Hearing the word 'Europe' conjures up familiar images of the Eiffel Tower, Colosseum, Big Ben. But now, hearing the word Europe brings thoughts of fiscal instability, high unemployment and general economic weakness. PIGS is an acronym to identify the most economically distressed nations of Europe: Portugal, Italy/Ireland/Iceland, Greece and Spain. Even England, a wealthy country, has entered a rough patch.
England's indecisive management of its economic problem stems from its political situation. The more liberal Labour Party wants to reduce spending and raise taxes on those earning more than 150,000 pounds. Alternatively, the Conservative Party would slash spending far more aggressively and reduce the tax rate for small business.
A bipartisan plan of action to save Britain becomes tougher in light of these political squabbles. If one party does not gain a clear majority in the upcoming elections, the country will have what is called a hung parliament. The ensuing gridlock will probably drive the value of the pound lower. Despite the political gridlock that threatens the country, England is probably financially healthier than Greece because of its ability to regulate its own currency. England can indirectly manage the value of the British pound. Greece, however, relies on the European Central Bank, which represents different European Union nations. This continental linkage with financially troubled Greece could also threaten the well-being of the European Union. The nation essentially spent too much money and now finds itself on the verge of default. There is reason to hope, however, if the Mediterranean nation can manage to reduce its deficit.
Across the chilly north Atlantic, Iceland is also having problems of its own. Because of massive losses, the government took control of three of Iceland's main banks in 2008. Devaluation of its currency in 2008 helped the country to obtain loans from the International Monetary Fund, an unusual borrowing by a western European nation. When these banks went under in 2008, many British and Dutch citizens - who had opened accounts in the Icelandic banks because of high interest rates - lost money when the banks became insolvent. Later, the two countries at least partially compensated their people for their losses, and Britain froze Landsbanki's British accounts, one of the responsible banks, according to The Guardian. Now with the chance to pay the money back, Iceland's citizens have voted overwhelmingly - 93 percent - to not repay England and the Netherlands.
Farther south, Spain's problems differ from those of Iceland. Spain is currently suffering from high unemployment. The Bank of Spain has forecasted that the nation will hit an unemployment rate of 19.4 percent this year - far above the 9.6 percent of the countries in the European Union as of February. Part of the reason for this high unemployment was Spain's unrestrained construction boom. Southern Spain is a bit like Florida, a mild climate with beaches where sun-starved northern Europeans flock. As in Florida, a housing bubble occurred - too many houses were built, and too many people bought houses they could not afford. With construction grinding to a halt now, there is sky-high unemployment. The risk here is that unemployment will cause a domino effect. Unemployed people cannot buy goods and services, creating less demand and causing more jobs to be lost. This, combined with a rising budget deficit, has created difficulties for Mr. Zapatero, Spain's prime minister. Spain has to balance the conflicting aims of increasing unemployment benefits for its jobless citizens with spending cuts and raising taxes to strengthen the country financially.

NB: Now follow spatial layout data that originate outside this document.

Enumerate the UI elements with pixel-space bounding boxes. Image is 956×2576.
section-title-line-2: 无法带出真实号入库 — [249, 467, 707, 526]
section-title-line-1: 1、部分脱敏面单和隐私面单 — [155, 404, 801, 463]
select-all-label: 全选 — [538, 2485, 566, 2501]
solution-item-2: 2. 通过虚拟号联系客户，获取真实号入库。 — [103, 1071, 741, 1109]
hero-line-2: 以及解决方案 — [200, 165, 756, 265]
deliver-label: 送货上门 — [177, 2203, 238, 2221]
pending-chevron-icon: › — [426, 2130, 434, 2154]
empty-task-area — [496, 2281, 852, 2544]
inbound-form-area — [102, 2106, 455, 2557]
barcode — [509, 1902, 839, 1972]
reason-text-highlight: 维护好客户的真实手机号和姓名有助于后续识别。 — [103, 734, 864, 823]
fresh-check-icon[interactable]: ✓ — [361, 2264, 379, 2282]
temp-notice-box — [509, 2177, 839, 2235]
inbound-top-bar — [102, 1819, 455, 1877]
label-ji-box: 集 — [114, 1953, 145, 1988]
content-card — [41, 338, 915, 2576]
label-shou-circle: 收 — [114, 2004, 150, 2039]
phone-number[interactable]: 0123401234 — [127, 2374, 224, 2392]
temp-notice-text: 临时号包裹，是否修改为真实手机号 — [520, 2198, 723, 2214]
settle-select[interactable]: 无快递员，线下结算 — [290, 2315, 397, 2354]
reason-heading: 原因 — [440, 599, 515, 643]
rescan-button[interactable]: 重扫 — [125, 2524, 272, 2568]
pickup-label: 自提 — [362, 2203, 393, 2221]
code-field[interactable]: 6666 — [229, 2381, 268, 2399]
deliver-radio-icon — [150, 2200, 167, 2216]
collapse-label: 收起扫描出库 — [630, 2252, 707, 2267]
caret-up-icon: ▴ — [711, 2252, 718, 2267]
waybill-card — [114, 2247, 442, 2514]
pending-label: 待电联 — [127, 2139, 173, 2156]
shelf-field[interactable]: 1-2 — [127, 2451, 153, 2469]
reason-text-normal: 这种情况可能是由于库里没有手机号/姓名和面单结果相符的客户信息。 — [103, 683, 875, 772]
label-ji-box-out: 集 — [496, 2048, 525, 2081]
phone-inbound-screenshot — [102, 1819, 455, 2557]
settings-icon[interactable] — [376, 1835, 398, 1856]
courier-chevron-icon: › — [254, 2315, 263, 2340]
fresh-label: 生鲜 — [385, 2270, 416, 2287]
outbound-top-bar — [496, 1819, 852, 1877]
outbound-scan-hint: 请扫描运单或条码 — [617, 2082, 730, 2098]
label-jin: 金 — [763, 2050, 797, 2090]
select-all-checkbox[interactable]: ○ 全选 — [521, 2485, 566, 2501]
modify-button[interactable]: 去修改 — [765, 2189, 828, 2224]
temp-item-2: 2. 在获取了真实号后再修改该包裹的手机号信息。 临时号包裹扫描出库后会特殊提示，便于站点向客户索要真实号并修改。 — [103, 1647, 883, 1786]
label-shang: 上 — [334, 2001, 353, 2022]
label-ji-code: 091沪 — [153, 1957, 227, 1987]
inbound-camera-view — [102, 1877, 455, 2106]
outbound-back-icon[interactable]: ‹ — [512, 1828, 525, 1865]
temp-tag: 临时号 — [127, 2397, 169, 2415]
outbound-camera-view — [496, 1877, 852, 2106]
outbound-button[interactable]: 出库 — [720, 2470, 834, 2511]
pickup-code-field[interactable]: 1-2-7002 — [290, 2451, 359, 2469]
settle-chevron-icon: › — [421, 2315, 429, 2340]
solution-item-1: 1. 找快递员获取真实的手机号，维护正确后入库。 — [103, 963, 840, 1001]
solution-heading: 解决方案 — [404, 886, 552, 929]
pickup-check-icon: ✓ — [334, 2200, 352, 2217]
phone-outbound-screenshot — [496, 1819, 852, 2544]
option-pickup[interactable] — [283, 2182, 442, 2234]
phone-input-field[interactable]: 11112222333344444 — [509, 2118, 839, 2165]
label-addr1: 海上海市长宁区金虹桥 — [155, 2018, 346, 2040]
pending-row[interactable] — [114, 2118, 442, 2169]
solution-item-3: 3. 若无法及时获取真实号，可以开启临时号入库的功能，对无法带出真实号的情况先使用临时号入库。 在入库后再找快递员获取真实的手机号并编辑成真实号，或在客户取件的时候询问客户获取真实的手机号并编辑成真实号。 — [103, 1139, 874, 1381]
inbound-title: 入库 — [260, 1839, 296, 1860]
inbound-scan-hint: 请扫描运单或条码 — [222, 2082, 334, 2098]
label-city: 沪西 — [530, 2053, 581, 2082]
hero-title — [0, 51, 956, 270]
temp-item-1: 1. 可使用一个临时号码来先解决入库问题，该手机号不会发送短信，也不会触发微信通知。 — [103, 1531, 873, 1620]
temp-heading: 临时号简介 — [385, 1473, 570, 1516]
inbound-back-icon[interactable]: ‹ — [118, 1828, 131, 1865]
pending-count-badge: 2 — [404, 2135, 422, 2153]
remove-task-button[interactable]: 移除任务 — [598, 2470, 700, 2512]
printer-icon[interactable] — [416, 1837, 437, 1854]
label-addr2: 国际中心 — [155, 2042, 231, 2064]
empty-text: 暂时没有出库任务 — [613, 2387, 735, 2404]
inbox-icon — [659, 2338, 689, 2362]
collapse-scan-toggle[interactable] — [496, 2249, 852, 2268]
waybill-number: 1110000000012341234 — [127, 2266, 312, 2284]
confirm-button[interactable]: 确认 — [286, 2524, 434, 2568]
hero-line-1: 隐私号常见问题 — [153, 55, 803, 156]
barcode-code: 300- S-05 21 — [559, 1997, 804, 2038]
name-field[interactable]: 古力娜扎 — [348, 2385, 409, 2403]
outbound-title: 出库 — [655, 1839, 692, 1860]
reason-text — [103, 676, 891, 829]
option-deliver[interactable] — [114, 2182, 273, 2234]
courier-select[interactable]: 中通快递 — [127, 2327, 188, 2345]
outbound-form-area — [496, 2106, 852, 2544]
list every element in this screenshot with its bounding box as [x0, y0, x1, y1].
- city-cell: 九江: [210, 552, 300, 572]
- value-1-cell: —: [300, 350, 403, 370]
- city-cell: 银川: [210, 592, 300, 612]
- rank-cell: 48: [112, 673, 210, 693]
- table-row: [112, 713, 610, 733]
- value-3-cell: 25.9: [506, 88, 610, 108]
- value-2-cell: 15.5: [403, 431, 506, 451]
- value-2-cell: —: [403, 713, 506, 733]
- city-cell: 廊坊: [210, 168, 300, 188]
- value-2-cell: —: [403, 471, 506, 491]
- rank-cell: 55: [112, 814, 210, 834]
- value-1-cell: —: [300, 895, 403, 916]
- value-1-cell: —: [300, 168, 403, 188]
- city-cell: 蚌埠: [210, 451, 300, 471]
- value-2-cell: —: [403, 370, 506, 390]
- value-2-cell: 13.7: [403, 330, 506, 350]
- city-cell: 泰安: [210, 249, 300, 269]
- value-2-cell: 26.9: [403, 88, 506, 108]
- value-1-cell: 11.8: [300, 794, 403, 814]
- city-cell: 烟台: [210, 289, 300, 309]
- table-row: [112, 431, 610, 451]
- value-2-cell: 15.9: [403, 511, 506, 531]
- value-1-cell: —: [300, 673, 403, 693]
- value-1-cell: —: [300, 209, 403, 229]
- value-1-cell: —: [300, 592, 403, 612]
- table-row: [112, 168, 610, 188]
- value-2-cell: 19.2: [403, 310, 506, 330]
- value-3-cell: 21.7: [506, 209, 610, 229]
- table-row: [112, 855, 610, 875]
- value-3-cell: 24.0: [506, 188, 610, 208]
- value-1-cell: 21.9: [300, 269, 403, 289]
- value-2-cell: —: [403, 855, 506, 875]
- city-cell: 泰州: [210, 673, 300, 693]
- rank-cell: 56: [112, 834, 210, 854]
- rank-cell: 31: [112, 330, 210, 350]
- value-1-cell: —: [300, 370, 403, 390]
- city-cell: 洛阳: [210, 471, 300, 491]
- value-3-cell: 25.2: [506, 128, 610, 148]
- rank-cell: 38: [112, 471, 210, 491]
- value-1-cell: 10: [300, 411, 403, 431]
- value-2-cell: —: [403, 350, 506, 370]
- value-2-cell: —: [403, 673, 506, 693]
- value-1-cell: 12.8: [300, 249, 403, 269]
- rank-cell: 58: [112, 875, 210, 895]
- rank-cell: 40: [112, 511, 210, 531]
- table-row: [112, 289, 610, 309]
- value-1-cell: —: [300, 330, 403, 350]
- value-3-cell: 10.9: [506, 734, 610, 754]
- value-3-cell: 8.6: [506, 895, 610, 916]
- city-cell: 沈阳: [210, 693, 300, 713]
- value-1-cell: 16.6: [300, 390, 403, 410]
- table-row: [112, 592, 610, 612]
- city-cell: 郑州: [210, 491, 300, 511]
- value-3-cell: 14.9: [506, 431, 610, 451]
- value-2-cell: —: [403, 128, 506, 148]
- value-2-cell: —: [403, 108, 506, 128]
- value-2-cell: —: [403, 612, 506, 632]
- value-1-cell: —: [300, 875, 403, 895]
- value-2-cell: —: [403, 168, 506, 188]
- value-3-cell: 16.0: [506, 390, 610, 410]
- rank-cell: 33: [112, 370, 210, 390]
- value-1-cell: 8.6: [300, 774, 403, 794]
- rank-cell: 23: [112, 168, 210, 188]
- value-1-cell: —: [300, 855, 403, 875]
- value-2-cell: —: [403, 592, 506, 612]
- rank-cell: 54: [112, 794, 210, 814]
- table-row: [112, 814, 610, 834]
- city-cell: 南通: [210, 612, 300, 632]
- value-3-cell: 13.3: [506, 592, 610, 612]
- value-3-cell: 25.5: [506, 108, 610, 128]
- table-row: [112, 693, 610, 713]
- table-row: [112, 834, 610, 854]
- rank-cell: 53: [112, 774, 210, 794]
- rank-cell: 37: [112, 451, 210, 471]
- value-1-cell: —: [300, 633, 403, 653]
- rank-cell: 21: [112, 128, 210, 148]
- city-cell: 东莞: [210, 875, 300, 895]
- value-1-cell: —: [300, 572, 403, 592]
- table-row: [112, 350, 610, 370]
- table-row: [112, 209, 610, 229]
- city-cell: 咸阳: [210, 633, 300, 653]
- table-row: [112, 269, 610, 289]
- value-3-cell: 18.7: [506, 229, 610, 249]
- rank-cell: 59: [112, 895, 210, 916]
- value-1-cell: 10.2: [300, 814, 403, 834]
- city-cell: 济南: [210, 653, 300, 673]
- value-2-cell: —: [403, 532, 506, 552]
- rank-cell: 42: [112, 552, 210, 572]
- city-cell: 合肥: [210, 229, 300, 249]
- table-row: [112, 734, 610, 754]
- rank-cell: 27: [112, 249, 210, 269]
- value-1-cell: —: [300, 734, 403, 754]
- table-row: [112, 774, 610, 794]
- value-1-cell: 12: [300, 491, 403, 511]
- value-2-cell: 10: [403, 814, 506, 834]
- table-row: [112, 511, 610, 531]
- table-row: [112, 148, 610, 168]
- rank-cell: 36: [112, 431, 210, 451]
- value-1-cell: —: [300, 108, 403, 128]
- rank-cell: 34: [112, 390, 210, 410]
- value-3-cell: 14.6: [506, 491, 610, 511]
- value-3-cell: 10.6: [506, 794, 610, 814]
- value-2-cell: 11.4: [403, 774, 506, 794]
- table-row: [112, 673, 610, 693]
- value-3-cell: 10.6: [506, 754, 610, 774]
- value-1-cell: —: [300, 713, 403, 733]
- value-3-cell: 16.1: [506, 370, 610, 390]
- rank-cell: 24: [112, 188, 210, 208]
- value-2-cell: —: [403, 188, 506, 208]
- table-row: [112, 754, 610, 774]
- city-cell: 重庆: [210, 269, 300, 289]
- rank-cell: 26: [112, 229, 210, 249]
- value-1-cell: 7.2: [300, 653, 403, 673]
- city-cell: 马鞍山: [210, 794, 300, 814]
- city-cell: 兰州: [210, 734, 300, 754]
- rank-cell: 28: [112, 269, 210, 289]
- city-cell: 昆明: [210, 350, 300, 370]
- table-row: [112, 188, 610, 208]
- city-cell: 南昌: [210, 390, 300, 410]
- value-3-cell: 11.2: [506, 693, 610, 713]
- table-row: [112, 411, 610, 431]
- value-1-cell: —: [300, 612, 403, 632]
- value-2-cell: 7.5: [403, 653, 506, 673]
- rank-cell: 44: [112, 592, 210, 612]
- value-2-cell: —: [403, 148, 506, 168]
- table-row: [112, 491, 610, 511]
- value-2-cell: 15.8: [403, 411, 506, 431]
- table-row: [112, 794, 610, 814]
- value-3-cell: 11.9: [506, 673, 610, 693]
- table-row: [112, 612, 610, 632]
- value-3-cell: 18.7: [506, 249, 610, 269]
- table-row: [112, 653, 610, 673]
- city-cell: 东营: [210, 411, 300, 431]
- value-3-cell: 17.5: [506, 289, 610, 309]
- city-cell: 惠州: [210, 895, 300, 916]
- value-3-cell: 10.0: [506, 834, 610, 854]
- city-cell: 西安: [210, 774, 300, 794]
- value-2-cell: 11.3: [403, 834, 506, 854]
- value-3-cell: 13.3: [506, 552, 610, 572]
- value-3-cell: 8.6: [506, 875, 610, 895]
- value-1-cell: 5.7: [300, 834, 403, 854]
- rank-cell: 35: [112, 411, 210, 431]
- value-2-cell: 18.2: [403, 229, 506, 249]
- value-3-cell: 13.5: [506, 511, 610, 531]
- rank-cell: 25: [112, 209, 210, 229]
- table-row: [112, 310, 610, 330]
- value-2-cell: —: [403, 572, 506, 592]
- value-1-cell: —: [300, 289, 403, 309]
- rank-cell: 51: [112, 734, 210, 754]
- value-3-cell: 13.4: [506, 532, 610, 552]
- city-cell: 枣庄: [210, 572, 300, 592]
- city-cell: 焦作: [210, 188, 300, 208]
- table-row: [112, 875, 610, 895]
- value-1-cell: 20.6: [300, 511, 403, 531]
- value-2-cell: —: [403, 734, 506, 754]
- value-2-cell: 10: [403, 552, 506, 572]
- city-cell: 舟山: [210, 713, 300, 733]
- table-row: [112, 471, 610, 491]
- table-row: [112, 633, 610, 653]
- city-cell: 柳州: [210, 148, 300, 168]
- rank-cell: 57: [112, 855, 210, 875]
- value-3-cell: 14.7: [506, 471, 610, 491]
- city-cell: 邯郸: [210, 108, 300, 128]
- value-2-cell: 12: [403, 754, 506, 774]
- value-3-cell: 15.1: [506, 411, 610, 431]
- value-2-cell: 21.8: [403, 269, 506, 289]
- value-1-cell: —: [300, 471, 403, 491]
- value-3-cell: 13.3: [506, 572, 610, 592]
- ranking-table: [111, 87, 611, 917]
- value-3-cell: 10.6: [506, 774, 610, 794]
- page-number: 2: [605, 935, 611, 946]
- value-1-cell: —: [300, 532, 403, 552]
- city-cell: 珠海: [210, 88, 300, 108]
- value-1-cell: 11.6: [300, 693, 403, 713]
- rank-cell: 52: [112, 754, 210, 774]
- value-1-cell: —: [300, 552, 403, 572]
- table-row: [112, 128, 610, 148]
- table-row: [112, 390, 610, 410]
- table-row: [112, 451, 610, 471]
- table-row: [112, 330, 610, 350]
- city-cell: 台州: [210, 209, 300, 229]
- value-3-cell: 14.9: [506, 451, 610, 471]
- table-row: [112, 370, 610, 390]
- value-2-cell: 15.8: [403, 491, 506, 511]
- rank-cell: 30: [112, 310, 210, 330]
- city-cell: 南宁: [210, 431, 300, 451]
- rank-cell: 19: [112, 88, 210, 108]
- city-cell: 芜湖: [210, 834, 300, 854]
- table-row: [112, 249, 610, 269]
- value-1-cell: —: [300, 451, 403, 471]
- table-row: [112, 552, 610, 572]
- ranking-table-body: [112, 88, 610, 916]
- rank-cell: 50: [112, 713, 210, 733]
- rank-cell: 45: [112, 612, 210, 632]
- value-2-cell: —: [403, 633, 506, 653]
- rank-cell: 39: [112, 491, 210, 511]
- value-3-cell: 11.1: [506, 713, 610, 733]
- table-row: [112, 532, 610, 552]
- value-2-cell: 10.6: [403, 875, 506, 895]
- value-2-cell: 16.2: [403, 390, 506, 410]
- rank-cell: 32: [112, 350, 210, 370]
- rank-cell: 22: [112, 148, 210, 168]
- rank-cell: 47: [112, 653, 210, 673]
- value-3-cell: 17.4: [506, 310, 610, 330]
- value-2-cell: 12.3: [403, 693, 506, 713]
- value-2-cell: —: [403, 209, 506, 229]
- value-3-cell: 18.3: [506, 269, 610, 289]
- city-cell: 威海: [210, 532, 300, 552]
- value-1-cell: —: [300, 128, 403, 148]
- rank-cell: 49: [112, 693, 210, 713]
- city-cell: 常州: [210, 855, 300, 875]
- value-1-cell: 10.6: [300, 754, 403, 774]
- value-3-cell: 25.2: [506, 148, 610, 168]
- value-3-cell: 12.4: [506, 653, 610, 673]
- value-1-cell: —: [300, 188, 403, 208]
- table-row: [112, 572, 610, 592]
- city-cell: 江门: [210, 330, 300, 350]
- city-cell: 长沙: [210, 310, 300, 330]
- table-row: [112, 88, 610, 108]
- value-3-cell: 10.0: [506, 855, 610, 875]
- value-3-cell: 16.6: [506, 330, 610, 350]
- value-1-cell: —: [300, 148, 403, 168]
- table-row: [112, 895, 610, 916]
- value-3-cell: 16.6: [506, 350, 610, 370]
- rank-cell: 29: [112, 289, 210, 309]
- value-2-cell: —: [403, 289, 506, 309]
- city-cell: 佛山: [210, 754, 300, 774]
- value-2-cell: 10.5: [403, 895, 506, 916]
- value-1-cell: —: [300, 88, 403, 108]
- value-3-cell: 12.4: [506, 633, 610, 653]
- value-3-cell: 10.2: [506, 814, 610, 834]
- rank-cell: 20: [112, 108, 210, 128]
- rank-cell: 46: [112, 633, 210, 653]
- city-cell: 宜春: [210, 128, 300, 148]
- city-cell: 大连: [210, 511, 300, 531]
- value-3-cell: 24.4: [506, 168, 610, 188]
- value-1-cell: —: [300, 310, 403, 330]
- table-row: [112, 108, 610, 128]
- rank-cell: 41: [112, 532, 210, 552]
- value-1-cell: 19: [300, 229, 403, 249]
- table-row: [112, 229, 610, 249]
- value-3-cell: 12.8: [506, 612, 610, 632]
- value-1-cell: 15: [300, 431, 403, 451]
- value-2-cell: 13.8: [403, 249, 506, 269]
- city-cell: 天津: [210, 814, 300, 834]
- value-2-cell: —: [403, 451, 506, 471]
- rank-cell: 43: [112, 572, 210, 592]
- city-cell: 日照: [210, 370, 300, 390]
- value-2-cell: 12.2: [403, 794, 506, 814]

Spain's neighbor across the Mediterranean, Italy, seems to be faring slightly better. Unemployment in this country was 8.6 percent in January according to a Bloomberg article, far below Spain. But Italy's GDP recently fell unexpectedly, likely related to the falling industrial production. With a somewhat high deficit and strikes occurring too often for comfort, efforts at financial prudence may spark outrage. Also, Italy has a higher Corruption Perception rate, as calculated by Transparency International, than some other western European nations.
With all of this gloomy news, what can investors do? First, savvy investors can buy Credit Default Swaps on a country's bonds. These CDSs work as insurance; the investor pays a monthly premium and if a country defaults on its bonds, the investor collects on the insurance. Investors also can sell euros and pounds and flock to safer currencies like the U.S. dollar.
Despite these problems, analysts say it seems unlikely that the European Union will collapse anytime soon. If Greece or other nations defaulted, it would be much harder for them to borrow money in the future, so they have a strong incentive to take the necessary steps to live within their means.